* Adding an en_DE locale
@ 2024-07-03 16:20 Thomas Näveke
2024-07-05 12:06 ` Carlos O'Donell
0 siblings, 1 reply; 7+ messages in thread
From: Thomas Näveke @ 2024-07-03 16:20 UTC (permalink / raw)
To: libc-locales
Hello,
I was wondering if I was welcome to submit a patch for an "en_DE"
locale, i.e. a locale that uses English language but German units,
dates, etc. It would be useful for English speakers working in Germany
or with Germans, as well as for Germans who prefer the display language
to be English while retaining their date format and units. There is
precedence for such a locale, as it exists on Windows (Checked on
Win10). It is also defined in the Unicode CLDR
(https://github.com/unicode-org/cldr/blob/main/common/main/en_DE.xml). A
similar locale exists for Danish with en_DK.

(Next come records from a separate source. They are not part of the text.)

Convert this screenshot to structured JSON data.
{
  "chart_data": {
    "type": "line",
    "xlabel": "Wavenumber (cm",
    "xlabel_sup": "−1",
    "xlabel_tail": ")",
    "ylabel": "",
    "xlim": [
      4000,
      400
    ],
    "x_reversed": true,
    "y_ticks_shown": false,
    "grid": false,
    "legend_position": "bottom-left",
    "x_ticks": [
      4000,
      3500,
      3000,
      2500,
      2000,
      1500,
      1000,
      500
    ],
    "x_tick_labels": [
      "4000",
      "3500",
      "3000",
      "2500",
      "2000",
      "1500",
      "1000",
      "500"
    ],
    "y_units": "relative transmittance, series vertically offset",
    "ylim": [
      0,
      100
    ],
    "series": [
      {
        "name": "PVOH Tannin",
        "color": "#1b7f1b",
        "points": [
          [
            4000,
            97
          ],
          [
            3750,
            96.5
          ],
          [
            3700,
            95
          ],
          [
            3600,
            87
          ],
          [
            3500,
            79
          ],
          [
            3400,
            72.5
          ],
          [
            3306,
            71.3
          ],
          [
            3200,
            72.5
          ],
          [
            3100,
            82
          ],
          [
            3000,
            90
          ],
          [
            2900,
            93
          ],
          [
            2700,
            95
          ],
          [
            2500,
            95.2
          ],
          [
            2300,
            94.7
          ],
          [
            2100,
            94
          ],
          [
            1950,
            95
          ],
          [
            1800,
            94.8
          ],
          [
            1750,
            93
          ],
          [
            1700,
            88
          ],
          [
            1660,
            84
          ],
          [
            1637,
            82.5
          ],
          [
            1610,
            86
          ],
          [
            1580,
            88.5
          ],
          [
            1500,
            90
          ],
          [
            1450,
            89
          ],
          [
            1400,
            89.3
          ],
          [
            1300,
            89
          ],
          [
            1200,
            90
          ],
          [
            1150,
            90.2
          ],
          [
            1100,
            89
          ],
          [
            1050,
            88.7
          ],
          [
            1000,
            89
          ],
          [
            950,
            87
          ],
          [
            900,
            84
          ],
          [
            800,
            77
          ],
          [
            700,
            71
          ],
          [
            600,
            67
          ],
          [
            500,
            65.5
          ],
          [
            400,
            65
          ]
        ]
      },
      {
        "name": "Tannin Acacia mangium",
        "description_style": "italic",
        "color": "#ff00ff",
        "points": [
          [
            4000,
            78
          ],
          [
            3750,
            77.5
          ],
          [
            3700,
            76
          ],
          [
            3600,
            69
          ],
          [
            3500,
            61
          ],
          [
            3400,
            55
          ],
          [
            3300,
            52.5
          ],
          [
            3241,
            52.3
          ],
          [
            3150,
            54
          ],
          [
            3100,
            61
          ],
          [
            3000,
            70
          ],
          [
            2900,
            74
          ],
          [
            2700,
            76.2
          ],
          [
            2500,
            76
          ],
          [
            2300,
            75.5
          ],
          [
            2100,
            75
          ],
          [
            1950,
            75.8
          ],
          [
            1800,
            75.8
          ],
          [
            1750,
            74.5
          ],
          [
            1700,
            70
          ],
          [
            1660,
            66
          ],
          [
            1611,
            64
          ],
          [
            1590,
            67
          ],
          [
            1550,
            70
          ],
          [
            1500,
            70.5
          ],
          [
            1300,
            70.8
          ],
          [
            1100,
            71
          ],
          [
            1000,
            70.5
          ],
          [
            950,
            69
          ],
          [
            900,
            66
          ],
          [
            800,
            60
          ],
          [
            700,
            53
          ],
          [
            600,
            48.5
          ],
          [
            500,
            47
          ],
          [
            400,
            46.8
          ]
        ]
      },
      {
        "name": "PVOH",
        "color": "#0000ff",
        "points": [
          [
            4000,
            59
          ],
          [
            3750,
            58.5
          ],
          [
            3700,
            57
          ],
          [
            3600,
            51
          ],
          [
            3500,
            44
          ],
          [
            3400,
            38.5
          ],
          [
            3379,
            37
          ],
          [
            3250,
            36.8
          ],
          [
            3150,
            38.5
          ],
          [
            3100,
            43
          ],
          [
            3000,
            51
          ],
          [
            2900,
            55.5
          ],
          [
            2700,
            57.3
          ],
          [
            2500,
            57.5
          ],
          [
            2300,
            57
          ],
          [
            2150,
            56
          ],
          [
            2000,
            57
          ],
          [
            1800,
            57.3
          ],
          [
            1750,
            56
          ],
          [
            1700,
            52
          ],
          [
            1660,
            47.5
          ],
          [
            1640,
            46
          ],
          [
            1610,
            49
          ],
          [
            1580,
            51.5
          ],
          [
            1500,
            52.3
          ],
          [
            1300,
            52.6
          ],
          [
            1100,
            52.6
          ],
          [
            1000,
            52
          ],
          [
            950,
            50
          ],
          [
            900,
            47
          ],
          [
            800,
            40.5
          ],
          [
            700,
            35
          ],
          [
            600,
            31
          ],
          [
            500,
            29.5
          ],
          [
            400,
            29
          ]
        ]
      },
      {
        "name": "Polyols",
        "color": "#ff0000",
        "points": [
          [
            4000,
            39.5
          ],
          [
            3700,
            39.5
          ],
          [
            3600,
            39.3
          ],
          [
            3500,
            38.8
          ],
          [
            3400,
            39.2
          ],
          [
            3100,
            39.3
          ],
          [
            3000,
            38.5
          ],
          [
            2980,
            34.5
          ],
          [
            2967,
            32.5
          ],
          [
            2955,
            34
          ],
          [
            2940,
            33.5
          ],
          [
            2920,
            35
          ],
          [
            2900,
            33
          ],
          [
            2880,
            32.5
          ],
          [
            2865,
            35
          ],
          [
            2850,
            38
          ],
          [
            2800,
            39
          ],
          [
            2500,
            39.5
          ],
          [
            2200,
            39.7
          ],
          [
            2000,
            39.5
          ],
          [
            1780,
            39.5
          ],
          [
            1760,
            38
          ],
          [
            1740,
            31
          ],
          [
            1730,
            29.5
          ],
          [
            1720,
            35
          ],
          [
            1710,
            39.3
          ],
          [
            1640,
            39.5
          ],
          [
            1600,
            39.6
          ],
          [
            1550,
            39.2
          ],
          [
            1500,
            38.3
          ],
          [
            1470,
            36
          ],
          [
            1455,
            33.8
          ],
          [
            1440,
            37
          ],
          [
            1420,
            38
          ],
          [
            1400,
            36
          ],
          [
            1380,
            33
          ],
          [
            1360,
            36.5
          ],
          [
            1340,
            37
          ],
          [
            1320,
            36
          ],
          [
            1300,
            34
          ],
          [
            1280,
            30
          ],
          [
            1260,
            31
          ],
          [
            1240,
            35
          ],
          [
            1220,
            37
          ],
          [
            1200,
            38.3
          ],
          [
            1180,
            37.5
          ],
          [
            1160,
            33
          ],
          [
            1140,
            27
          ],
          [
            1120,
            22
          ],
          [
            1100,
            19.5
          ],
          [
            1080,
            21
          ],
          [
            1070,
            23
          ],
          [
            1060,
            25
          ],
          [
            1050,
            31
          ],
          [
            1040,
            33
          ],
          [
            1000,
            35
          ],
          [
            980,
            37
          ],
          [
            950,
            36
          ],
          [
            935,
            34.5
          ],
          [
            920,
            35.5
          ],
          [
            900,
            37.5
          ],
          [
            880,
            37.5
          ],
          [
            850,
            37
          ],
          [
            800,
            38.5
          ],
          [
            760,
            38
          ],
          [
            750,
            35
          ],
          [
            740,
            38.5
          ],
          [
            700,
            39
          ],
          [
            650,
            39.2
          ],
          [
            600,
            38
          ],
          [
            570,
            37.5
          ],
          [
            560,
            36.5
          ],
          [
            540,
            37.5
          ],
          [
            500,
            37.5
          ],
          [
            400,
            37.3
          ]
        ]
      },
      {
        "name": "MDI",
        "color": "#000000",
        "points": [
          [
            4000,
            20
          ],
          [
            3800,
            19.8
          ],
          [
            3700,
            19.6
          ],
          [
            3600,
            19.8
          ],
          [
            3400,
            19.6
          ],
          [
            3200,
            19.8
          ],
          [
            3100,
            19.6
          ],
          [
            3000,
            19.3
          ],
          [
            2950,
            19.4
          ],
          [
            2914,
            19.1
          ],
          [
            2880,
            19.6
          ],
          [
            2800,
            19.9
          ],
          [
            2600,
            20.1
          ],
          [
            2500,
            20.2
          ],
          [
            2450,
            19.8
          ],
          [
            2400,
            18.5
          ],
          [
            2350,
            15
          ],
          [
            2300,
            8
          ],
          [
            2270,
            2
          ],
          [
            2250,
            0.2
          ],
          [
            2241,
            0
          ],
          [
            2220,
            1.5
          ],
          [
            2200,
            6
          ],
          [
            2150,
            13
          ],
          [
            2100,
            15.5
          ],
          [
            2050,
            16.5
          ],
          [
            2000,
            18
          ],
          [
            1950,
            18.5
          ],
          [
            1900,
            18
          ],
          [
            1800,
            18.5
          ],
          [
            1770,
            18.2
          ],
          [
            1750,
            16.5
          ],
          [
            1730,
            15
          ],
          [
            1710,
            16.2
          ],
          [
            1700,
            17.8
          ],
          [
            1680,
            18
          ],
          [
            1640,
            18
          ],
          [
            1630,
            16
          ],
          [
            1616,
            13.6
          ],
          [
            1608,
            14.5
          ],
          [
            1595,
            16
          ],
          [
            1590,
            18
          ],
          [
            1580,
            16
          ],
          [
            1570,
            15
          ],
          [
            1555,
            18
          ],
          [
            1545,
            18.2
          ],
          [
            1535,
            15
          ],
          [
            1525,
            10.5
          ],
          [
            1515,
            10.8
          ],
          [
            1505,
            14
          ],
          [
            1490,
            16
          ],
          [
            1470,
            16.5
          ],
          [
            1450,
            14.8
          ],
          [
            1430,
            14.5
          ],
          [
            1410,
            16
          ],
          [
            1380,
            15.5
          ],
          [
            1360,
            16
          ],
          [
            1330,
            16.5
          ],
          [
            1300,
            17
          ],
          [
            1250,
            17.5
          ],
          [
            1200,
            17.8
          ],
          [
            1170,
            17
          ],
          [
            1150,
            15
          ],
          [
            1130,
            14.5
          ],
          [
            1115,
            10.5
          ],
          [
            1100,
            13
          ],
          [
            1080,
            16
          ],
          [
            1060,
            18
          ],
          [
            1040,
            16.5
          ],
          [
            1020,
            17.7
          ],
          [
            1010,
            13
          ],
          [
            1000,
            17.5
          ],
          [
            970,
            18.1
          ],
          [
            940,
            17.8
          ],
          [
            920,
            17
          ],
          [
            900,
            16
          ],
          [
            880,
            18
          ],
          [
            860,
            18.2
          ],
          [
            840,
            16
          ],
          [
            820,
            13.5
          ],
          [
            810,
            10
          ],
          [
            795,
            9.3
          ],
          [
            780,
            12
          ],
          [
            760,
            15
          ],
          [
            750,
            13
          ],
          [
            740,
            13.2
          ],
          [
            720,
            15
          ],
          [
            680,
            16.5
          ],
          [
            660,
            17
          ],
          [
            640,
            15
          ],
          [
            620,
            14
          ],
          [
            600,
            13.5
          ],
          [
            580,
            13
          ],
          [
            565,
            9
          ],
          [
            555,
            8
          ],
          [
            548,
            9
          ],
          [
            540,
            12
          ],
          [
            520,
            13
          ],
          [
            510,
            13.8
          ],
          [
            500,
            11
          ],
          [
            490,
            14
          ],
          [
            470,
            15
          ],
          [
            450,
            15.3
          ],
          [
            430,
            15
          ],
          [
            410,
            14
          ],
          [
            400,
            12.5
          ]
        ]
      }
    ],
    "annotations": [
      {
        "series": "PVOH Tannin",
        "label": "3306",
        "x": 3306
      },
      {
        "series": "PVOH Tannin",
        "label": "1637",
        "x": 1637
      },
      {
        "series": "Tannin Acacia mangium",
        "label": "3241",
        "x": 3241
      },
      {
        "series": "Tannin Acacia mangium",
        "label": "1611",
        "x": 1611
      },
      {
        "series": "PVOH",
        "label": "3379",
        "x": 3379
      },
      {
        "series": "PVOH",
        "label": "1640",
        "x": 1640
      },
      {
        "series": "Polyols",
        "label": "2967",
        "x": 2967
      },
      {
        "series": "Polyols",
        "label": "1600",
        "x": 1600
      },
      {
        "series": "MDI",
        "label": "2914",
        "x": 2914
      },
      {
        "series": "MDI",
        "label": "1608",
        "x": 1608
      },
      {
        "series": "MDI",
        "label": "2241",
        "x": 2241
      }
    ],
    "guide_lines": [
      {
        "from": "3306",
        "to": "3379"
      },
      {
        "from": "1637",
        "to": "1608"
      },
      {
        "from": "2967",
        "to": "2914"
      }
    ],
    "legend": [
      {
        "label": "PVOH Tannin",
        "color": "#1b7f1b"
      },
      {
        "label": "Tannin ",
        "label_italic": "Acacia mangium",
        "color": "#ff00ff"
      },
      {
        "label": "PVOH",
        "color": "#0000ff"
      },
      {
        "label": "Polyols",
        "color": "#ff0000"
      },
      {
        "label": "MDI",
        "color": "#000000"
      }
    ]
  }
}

My idea is to copy the de_DE locale and adjust the following fields with
the entries from en_US:
abday "Sun";"Mon";"Tue";"Wed";"Thu";"Fri";"Sat"
day "Sunday";/
"Monday";/
"Tuesday";/
"Wednesday";/
"Thursday";/
"Friday";/
"Saturday"
abmon "Jan";"Feb";/
"Mar";"Apr";/
"May";"Jun";/
"Jul";"Aug";/
"Sep";"Oct";/
"Nov";"Dec"
mon "January";/
"February";/
"March";/
"April";/
"May";/
"June";/
"July";/
"August";/
"September";/
"October";/
"November";/
"December"
yesexpr "^[+1yY]"
noexpr "^[-0nN]"
yesstr "yes"
nostr "no"
name_fmt "%d%t%g%t%m%t%f"
name_miss "Miss."
name_mr "Mr."
name_mrs "Mrs."
name_ms "Ms."
lang_name "English"
lang_ab "en"
lang_term "eng"
lang_lib "eng"
Thank you for your Time,
Thomas Näveke
^ permalink raw reply [flat|nested] 7+ messages in thread
* Re: Adding an en_DE locale
2024-07-03 16:20 Adding an en_DE locale Thomas Näveke
@ 2024-07-05 12:06 ` Carlos O'Donell
2024-07-05 15:21 ` Florian Weimer
0 siblings, 1 reply; 7+ messages in thread
From: Carlos O'Donell @ 2024-07-05 12:06 UTC (permalink / raw)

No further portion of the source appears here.